On the stage management BTEC I took, modules were studied and then applied in live productions. We learnt all the roles associated with making a production and what they did, we set up production teams, took on those roles, teamed up with other courses and made shows. Everything was learnt by applying the skills practically and being able to make mistakes without being failed by a teacher. The course work was paperwork that needed to be completed as part of the role; for example a deputy stage manager would submit their prompt script.
Working in the arts you are always learning on the job and there is always something around the corner that you haven’t dealt with before, so a BTEC is a good place to start. I imagine that the A Level equivalent would be very history based and not as interesting to the practical mind.
People who work in the arts will know that you don’t need qualifications to be good at what you do, but it certainly helps with your CV, in the early days, whilst you build your portfolio. Some employers are also still setting quite ambitious requirements in their job advertisements, which require higher education.
What should Middle Child do?
In the long term we have identified, along with other organisations, the lack of technical and production graduates based in Hull. Most creatives and freelancers are brought from London to work with local companies on a show-by-show basis.
Middle Child offer a programme of freelance training opportunities, taking unnecessary higher education qualifications out of essential job requirements. We have a great artist development programme, and are currently looking into how we can incorporate production and technical opportunities into this.

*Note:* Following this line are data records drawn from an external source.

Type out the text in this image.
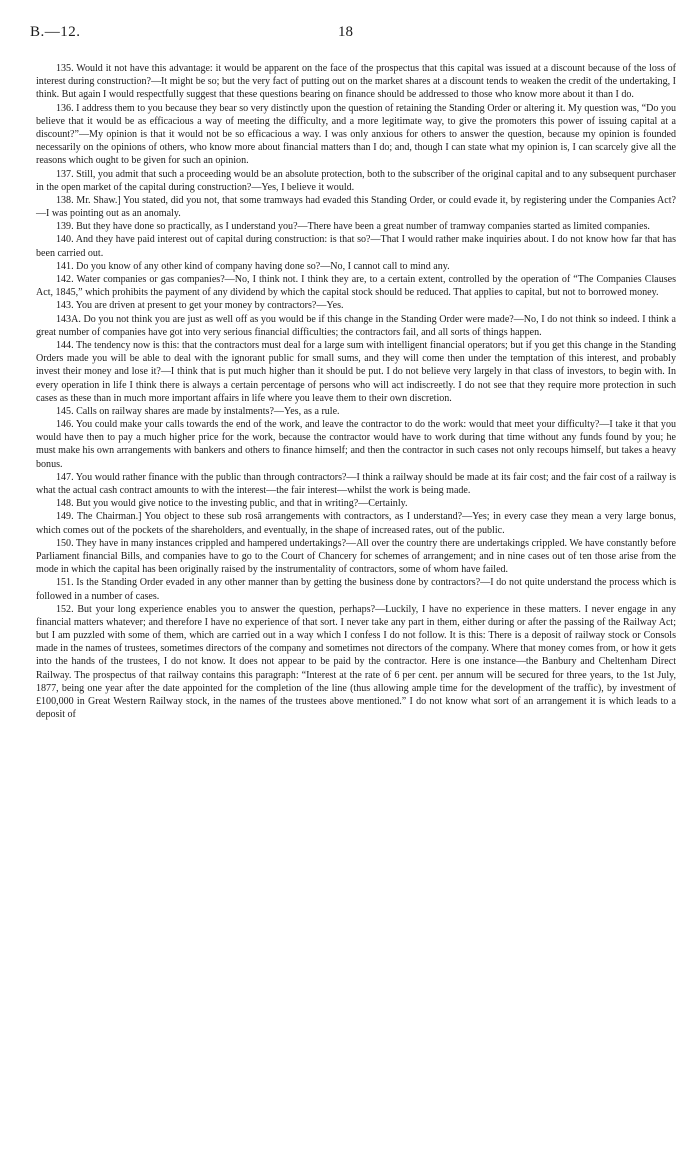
B.—12.	18

135. Would it not have this advantage: it would be apparent on the face of the prospectus that this capital was issued at a discount because of the loss of interest during construction?—It might be so; but the very fact of putting out on the market shares at a discount tends to weaken the credit of the undertaking, I think. But again I would respectfully suggest that these questions bearing on finance should be addressed to those who know more about it than I do.

136. I address them to you because they bear so very distinctly upon the question of retaining the Standing Order or altering it. My question was, “Do you believe that it would be as efficacious a way of meeting the difficulty, and a more legitimate way, to give the promoters this power of issuing capital at a discount?”—My opinion is that it would not be so efficacious a way. I was only anxious for others to answer the question, because my opinion is founded necessarily on the opinions of others, who know more about financial matters than I do; and, though I can state what my opinion is, I can scarcely give all the reasons which ought to be given for such an opinion.

137. Still, you admit that such a proceeding would be an absolute protection, both to the subscriber of the original capital and to any subsequent purchaser in the open market of the capital during construction?—Yes, I believe it would.

138. Mr. Shaw.] You stated, did you not, that some tramways had evaded this Standing Order, or could evade it, by registering under the Companies Act?—I was pointing out as an anomaly.

139. But they have done so practically, as I understand you?—There have been a great number of tramway companies started as limited companies.

140. And they have paid interest out of capital during construction: is that so?—That I would rather make inquiries about. I do not know how far that has been carried out.

141. Do you know of any other kind of company having done so?—No, I cannot call to mind any.

142. Water companies or gas companies?—No, I think not. I think they are, to a certain extent, controlled by the operation of “The Companies Clauses Act, 1845,” which prohibits the payment of any dividend by which the capital stock should be reduced. That applies to capital, but not to borrowed money.

143. You are driven at present to get your money by contractors?—Yes.

143A. Do you not think you are just as well off as you would be if this change in the Standing Order were made?—No, I do not think so indeed. I think a great number of companies have got into very serious financial difficulties; the contractors fail, and all sorts of things happen.

144. The tendency now is this: that the contractors must deal for a large sum with intelligent financial operators; but if you get this change in the Standing Orders made you will be able to deal with the ignorant public for small sums, and they will come then under the temptation of this interest, and probably invest their money and lose it?—I think that is put much higher than it should be put. I do not believe very largely in that class of investors, to begin with. In every operation in life I think there is always a certain percentage of persons who will act indiscreetly. I do not see that they require more protection in such cases as these than in much more important affairs in life where you leave them to their own discretion.

145. Calls on railway shares are made by instalments?—Yes, as a rule.

146. You could make your calls towards the end of the work, and leave the contractor to do the work: would that meet your difficulty?—I take it that you would have then to pay a much higher price for the work, because the contractor would have to work during that time without any funds found by you; he must make his own arrangements with bankers and others to finance himself; and then the contractor in such cases not only recoups himself, but takes a heavy bonus.

147. You would rather finance with the public than through contractors?—I think a railway should be made at its fair cost; and the fair cost of a railway is what the actual cash contract amounts to with the interest—the fair interest—whilst the work is being made.

148. But you would give notice to the investing public, and that in writing?—Certainly.

149. The Chairman.] You object to these sub rosâ arrangements with contractors, as I understand?—Yes; in every case they mean a very large bonus, which comes out of the pockets of the shareholders, and eventually, in the shape of increased rates, out of the public.

150. They have in many instances crippled and hampered undertakings?—All over the country there are undertakings crippled. We have constantly before Parliament financial Bills, and companies have to go to the Court of Chancery for schemes of arrangement; and in nine cases out of ten those arise from the mode in which the capital has been originally raised by the instrumentality of contractors, some of whom have failed.

151. Is the Standing Order evaded in any other manner than by getting the business done by contractors?—I do not quite understand the process which is followed in a number of cases.

152. But your long experience enables you to answer the question, perhaps?—Luckily, I have no experience in these matters. I never engage in any financial matters whatever; and therefore I have no experience of that sort. I never take any part in them, either during or after the passing of the Railway Act; but I am puzzled with some of them, which are carried out in a way which I confess I do not follow. It is this: There is a deposit of railway stock or Consols made in the names of trustees, sometimes directors of the company and sometimes not directors of the company. Where that money comes from, or how it gets into the hands of the trustees, I do not know. It does not appear to be paid by the contractor. Here is one instance—the Banbury and Cheltenham Direct Railway. The prospectus of that railway contains this paragraph: “Interest at the rate of 6 per cent. per annum will be secured for three years, to the 1st July, 1877, being one year after the date appointed for the completion of the line (thus allowing ample time for the development of the traffic), by investment of £100,000 in Great Western Railway stock, in the names of the trustees above mentioned.” I do not know what sort of an arrangement it is which leads to a deposit of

We are under no illusions that the skills do actually exist in the city, but performing arts graduates tend to move on and people in other fields don’t know their skills are transferable into the arts. Maybe arts employers could help by considering where they advertise and make their job advertisements clear that desired skills could be a conversation point. From personal experience Middle Child know that you don’t have to have five years’ experience to be able to do a good job.
The plan to scrap BTEC courses would mean that arts-based courses, like the one I took, would no longer be available, putting a roadblock in the way for anyone from a less academic or working class background to gain arts qualification for their CV.
What else can Middle Child – and the wider theatre industry – do to protect BTEC qualifications and similar routes into the arts for young working class people?